病院に入院して、すぐに右手の異変に気が付いた。
冷たいのだ。
いくら温めても、右手だけ体温が上がらない。
医者は原因は判らないが恐らく心因性のものだろうと言った。時間が経てば元に戻る、と。しかし、そんなものではないことをユーリは直感で知っていた。
それから数日経ったある日、見舞いで貰った花がしおれてしまったのに気付き、ほんの軽い思いつきで右手を翳してみた。
数秒だった。
さっきまで頭を垂れていた花がすっと顔を上げ、その花弁を柔らかく広げたのは。あせていた色も一瞬で鮮やかによみがえった。
ユーリは目の前で起こった奇跡に呆然とした。じわじわと恐怖すら感じた。
そして、確信した。
この右手には『虹のかかる泉』の力が宿っている、と。
怪我をしてそれを癒すために『虹のかかる泉』を右手に掛けたことが原因なのは明らかだった。
今、このことを知っているのはセドリックだけだ。
見舞いに来てくれた彼に右手の異変を打ち明けると、セドリックは、しばらく黙り込んだ後、怖い顔をして言った。
『このことは誰にも言うな。これがお前にとって幸の力か、厄を呼ぶ力になるかは紙一重だ』
確かに、とユーリも頷く。
正しく使えば、人を幸せにするだろう。だが、悪いものに利用されたら……。
この力はいずれ消えてしまう森の神の一時のいたずらか、それとも生涯続く根の深い呪いなのか。

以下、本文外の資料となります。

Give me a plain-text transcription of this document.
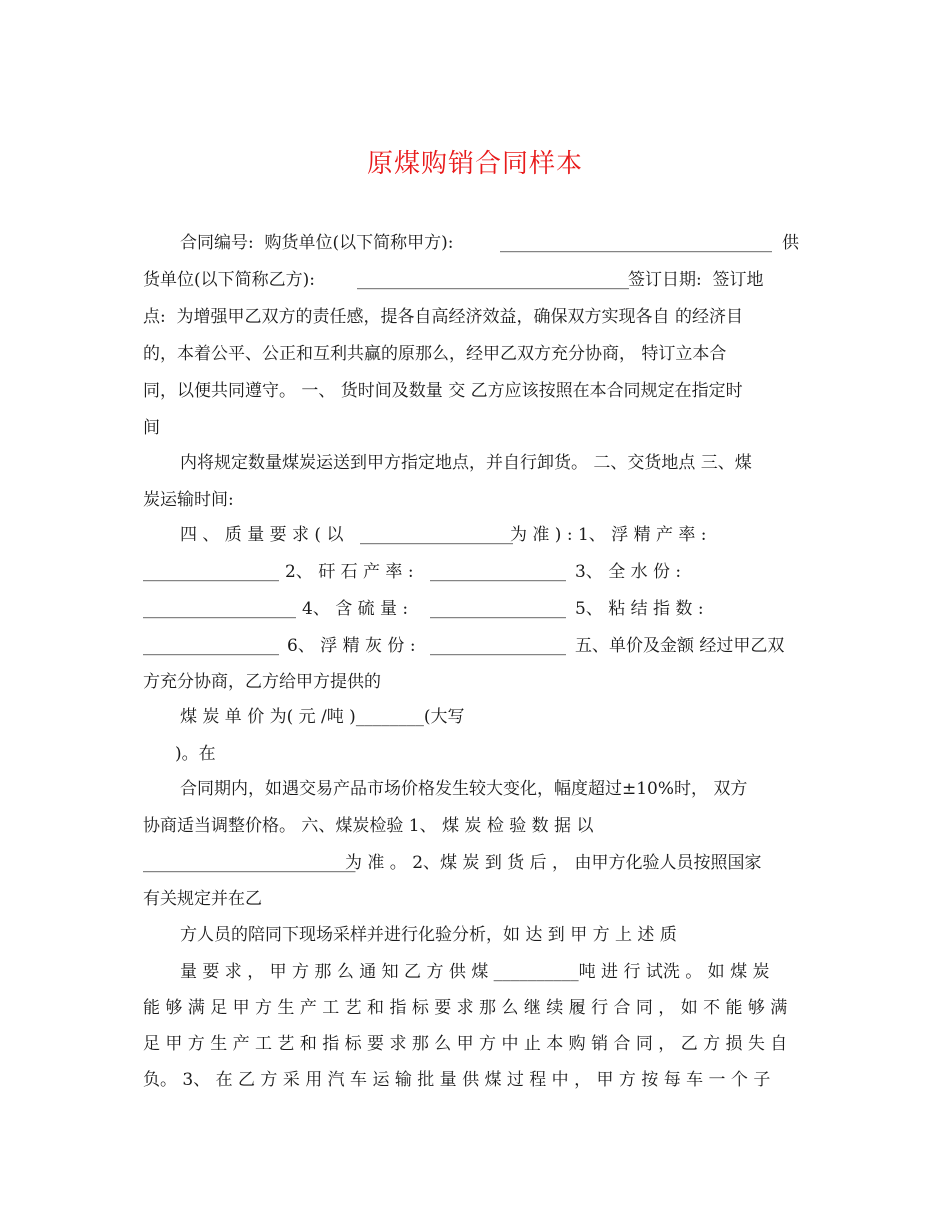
原煤购销合同样本
合同编号:  购货单位(以下简称甲方):	________________________________ 供
货单位(以下简称乙方): ________________________________ 签订日期:  签订地
点:  为增强甲乙双方的责任感，提各自高经济效益，确保双方实现各自 的经济目
的，本着公平、公正和互利共赢的原那么，经甲乙双方充分协商， 特订立本合
同，以便共同遵守。 一、 货时间及数量 交 乙方应该按照在本合同规定在指定时
间
内将规定数量煤炭运送到甲方指定地点，并自行卸货。 二、交货地点 三、煤
炭运输时间:
四 、 质 量 要 求 ( 以 __________________
为 准 ) : 1、 浮 精 产 率 :
________________ 2、 矸 石 产 率 : ________________ 3、 全 水 份 :
__________________ 4、 含 硫 量 : ________________ 5、 粘 结 指 数 :
________________ 6、 浮 精 灰 份 : ________________ 五、单价及金额 经过甲乙双
方充分协商，乙方给甲方提供的
煤 炭 单 价 为( 元 /吨 )________(大写
)。在
合同期内，如遇交易产品市场价格发生较大变化，幅度超过±10%时， 双方
协商适当调整价格。 六、煤炭检验 1、 煤 炭 检 验 数 据 以
_________________________
为 准 。 2、煤 炭 到 货 后 ， 由甲方化验人员按照国家
有关规定并在乙
方人员的陪同下现场采样并进行化验分析，如 达 到 甲 方 上 述 质
量 要 求 ， 甲 方 那 么 通 知 乙 方 供 煤 __________吨 进 行 试洗 。 如 煤 炭
能 够 满 足 甲 方 生 产 工 艺 和 指 标 要 求 那 么 继 续 履 行 合 同 ， 如 不 能 够 满
足 甲 方 生 产 工 艺 和 指 标 要 求 那 么 甲 方 中 止 本 购 销 合 同 ， 乙 方 损 失 自
负。 3、 在 乙 方 采 用 汽 车 运 输 批 量 供 煤 过 程 中 ， 甲 方 按 每 车 一 个 子
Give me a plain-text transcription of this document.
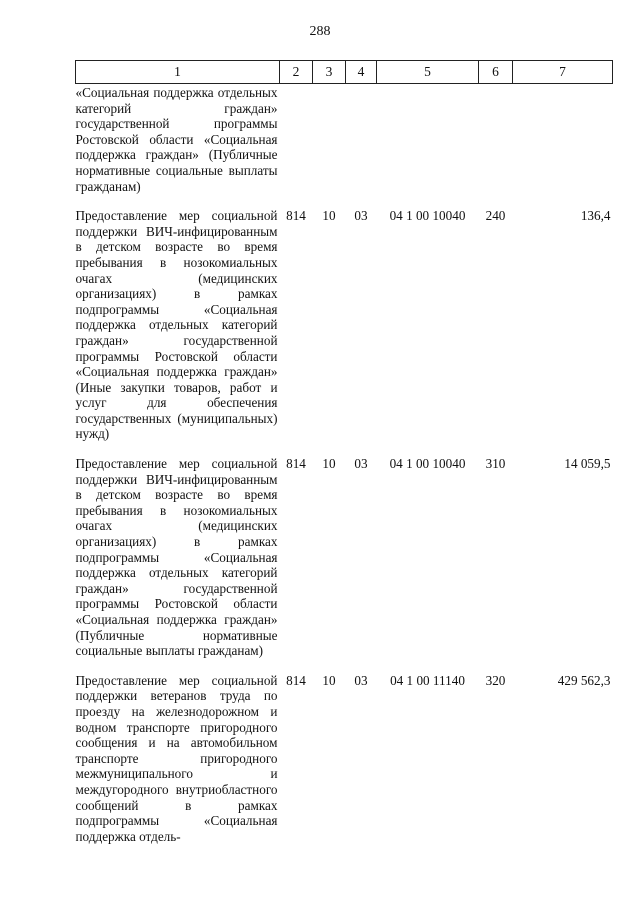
288
1	2	3	4	5	6	7

«Социальная поддержка отдельных категорий граждан» государственной программы Ростовской области «Социальная поддержка граждан» (Публичные нормативные социальные выплаты гражданам)						

Предоставление мер социальной поддержки ВИЧ-инфицированным в детском возрасте во время пребывания в нозокомиальных очагах (медицинских организациях) в рамках подпрограммы «Социальная поддержка отдельных категорий граждан» государственной программы Ростовской области «Социальная поддержка граждан» (Иные закупки товаров, работ и услуг для обеспечения государственных (муниципальных) нужд)	814	10	03	04 1 00 10040	240	136,4

Предоставление мер социальной поддержки ВИЧ-инфицированным в детском возрасте во время пребывания в нозокомиальных очагах (медицинских организациях) в рамках подпрограммы «Социальная поддержка отдельных категорий граждан» государственной программы Ростовской области «Социальная поддержка граждан» (Публичные нормативные социальные выплаты гражданам)	814	10	03	04 1 00 10040	310	14 059,5

Предоставление мер социальной поддержки ветеранов труда по проезду на железнодорожном и водном транспорте пригородного сообщения и на автомобильном транспорте пригородного межмуниципального и междугородного внутриобластного сообщений в рамках подпрограммы «Социальная поддержка отдель-	814	10	03	04 1 00 11140	320	429 562,3
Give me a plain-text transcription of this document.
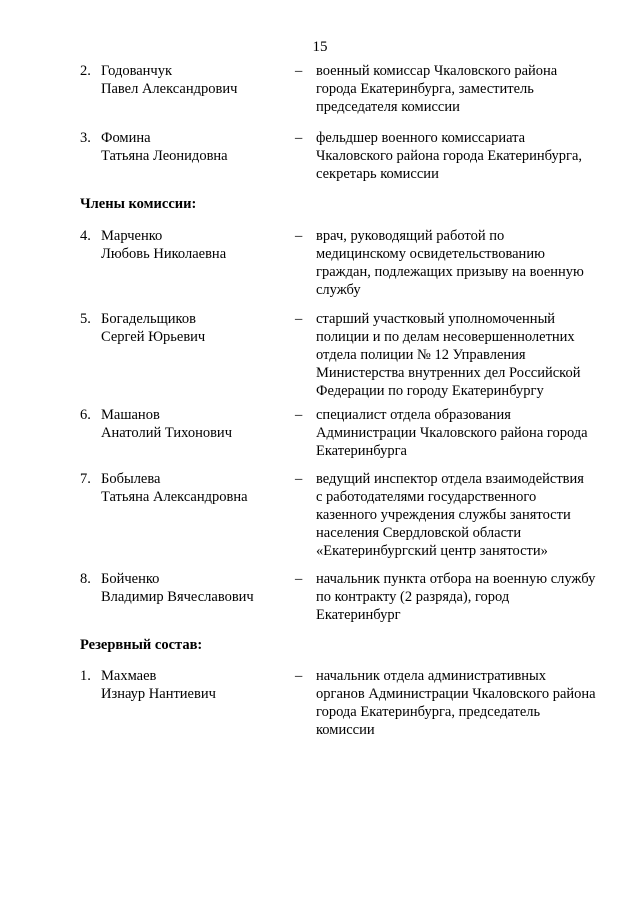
15
2. Годованчук
Павел Александрович
– военный комиссар Чкаловского района
города Екатеринбурга, заместитель
председателя комиссии
3. Фомина
Татьяна Леонидовна
– фельдшер военного комиссариата
Чкаловского района города Екатеринбурга,
секретарь комиссии
Члены комиссии:
4. Марченко
Любовь Николаевна
– врач, руководящий работой по
медицинскому освидетельствованию
граждан, подлежащих призыву на военную
службу
5. Богадельщиков
Сергей Юрьевич
– старший участковый уполномоченный
полиции и по делам несовершеннолетних
отдела полиции № 12 Управления
Министерства внутренних дел Российской
Федерации по городу Екатеринбургу
6. Машанов
Анатолий Тихонович
– специалист отдела образования
Администрации Чкаловского района города
Екатеринбурга
7. Бобылева
Татьяна Александровна
– ведущий инспектор отдела взаимодействия
с работодателями государственного
казенного учреждения службы занятости
населения Свердловской области
«Екатеринбургский центр занятости»
8. Бойченко
Владимир Вячеславович
– начальник пункта отбора на военную службу
по контракту (2 разряда), город
Екатеринбург
Резервный состав:
1. Махмаев
Изнаур Нантиевич
– начальник отдела административных
органов Администрации Чкаловского района
города Екатеринбурга, председатель
комиссии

どちらにせよ、右手がうっかり人や物に触れたりしないよう革の手袋をするようにした。これで、他人も自分も守れるはずだ。
不用意に触れたりしなければ何も起こらない。
そう、触れなければいいのだ。誰のことも。
ユーリは右手をみつめながら、重い息を吐いた。
これから私はこの力を得たことで、どれほどのものを代わりに失うことになるのだろう。
まだ見ぬ未来に、ユーリは目もくらむ思いだった。